Strengths in a company are shown by a large production capacity, able to maintain customer satisfaction and able to ensure that the employees are satisfied. In the balanced scorecard, a company will highlight the objectives that the company wishes to achieve in order to either enhance the weaknesses or increase the strengths of the company. On the other hand, a company that is faced with many opportunities from the external environment may choose to include in the balanced scorecard the objectives of utilizing the opportunities. Therefore, it is imperative to consider the SWOT analysis before developing a balanced scorecard (Sinha, 2006).

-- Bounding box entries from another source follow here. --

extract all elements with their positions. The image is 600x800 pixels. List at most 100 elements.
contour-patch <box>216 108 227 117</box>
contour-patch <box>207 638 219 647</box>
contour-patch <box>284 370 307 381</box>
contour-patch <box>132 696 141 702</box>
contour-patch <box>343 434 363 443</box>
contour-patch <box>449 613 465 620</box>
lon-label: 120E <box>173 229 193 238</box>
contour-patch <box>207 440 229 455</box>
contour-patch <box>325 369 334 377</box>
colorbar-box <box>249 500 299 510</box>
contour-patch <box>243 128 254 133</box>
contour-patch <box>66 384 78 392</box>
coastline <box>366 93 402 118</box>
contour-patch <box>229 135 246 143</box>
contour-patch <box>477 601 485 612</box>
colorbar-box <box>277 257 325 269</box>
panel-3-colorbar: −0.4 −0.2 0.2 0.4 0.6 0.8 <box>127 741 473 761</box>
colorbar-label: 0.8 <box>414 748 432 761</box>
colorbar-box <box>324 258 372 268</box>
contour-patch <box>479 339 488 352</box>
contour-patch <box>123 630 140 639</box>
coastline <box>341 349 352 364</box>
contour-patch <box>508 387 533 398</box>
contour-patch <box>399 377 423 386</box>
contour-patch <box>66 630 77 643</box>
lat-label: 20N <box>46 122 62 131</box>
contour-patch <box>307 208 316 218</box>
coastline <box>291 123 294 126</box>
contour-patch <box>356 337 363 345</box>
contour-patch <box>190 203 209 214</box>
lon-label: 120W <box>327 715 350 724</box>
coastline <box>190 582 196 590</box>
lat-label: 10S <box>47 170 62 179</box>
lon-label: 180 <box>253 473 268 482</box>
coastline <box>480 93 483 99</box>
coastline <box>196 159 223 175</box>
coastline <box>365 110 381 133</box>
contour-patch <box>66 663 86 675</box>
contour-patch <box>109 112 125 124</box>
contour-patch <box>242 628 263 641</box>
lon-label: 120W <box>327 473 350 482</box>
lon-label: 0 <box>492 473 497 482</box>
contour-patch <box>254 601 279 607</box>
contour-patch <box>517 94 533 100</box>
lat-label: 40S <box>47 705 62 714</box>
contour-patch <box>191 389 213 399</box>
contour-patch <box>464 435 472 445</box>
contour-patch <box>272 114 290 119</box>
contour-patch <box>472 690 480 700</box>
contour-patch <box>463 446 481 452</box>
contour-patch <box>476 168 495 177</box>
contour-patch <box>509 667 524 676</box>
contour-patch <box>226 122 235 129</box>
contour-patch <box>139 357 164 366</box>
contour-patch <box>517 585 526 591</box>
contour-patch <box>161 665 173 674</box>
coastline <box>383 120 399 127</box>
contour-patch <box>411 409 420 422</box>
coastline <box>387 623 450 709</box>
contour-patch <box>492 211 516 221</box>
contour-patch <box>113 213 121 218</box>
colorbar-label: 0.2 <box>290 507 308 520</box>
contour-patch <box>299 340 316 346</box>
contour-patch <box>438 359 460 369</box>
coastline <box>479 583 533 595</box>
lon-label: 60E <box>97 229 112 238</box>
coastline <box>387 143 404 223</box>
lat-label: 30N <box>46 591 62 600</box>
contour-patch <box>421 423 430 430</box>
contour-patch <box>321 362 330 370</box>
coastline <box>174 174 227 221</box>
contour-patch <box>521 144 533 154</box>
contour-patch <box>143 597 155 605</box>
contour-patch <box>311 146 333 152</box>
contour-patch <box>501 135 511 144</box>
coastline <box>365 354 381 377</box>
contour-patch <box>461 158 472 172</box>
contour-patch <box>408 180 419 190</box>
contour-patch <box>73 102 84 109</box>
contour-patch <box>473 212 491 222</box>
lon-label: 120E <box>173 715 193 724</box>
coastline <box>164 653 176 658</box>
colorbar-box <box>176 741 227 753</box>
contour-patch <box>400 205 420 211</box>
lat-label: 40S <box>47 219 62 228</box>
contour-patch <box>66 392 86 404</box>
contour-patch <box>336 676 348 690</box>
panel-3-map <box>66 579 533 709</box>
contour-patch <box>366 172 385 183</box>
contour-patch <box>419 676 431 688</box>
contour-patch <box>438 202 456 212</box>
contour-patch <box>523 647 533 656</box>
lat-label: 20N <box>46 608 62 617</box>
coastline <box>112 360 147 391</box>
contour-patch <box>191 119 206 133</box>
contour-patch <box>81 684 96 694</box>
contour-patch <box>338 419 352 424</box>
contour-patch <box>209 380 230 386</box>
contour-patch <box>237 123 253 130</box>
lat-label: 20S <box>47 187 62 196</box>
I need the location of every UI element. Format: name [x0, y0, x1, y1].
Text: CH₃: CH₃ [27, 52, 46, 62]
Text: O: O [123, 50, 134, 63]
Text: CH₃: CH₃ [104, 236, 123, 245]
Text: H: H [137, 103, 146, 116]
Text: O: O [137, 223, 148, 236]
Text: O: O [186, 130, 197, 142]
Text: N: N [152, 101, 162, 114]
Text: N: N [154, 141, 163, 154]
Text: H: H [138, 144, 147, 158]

Balanced Scorecard and Its Overall Importance as a Strategic Management Tool

The balanced scorecard is a tool for an organization to identify the priorities, plans, budgeting policies and conflicting interests in the company. The balanced scorecard as a strategic management tool serves the following roles in a company;

  1. Translating the Vision

A company is able to achieve its long-term goals when the workers and the top management are able to understand the company’s vision. Therefore, before any implementation process, an organization needs to be completely sure about the purpose for its existence. The organization should also be to identify its business definition and be able to identify where it wants to see itself after a specific period of time. The managers should create an agreement of the business strategy to use with the overall organization’s vision (Sinha, 2006). Therefore, a balanced scorecard clarifies the company’s strategic objectives and helps align them, according to the company’s vision.

2. Communicating and Linking

Most of the times, communication of the strategies and vision is usually not sufficient. The specific objectives and measures must be evaluated so as to show the congruence. The long-term goals have to be evaluated and translated into departmental goals so as to facilitate execution when the time is due (Kaplan, 2010). Therefore, communicating the goals to each and every employee of an organization is imperative. If all employees are able to understand the information about the company’s objectives, then business unit targets, corporate targets and departmental objectives will be achieved. Therefore, only the balanced scorecard can effectively and efficiently communicate the company’s strategies to the employees.

Business Planning

Balanced scorecard is also instrumental in resource allocation process. It is worth noting that objectives are important in deciding the allocation of resources to various processes, activities and departments. Strategies that do not correspond to the level of allocation in a company do not amount to any productivity. Hence, the balanced scorecard aims at integrating between the budgeting exercise and strategic planning.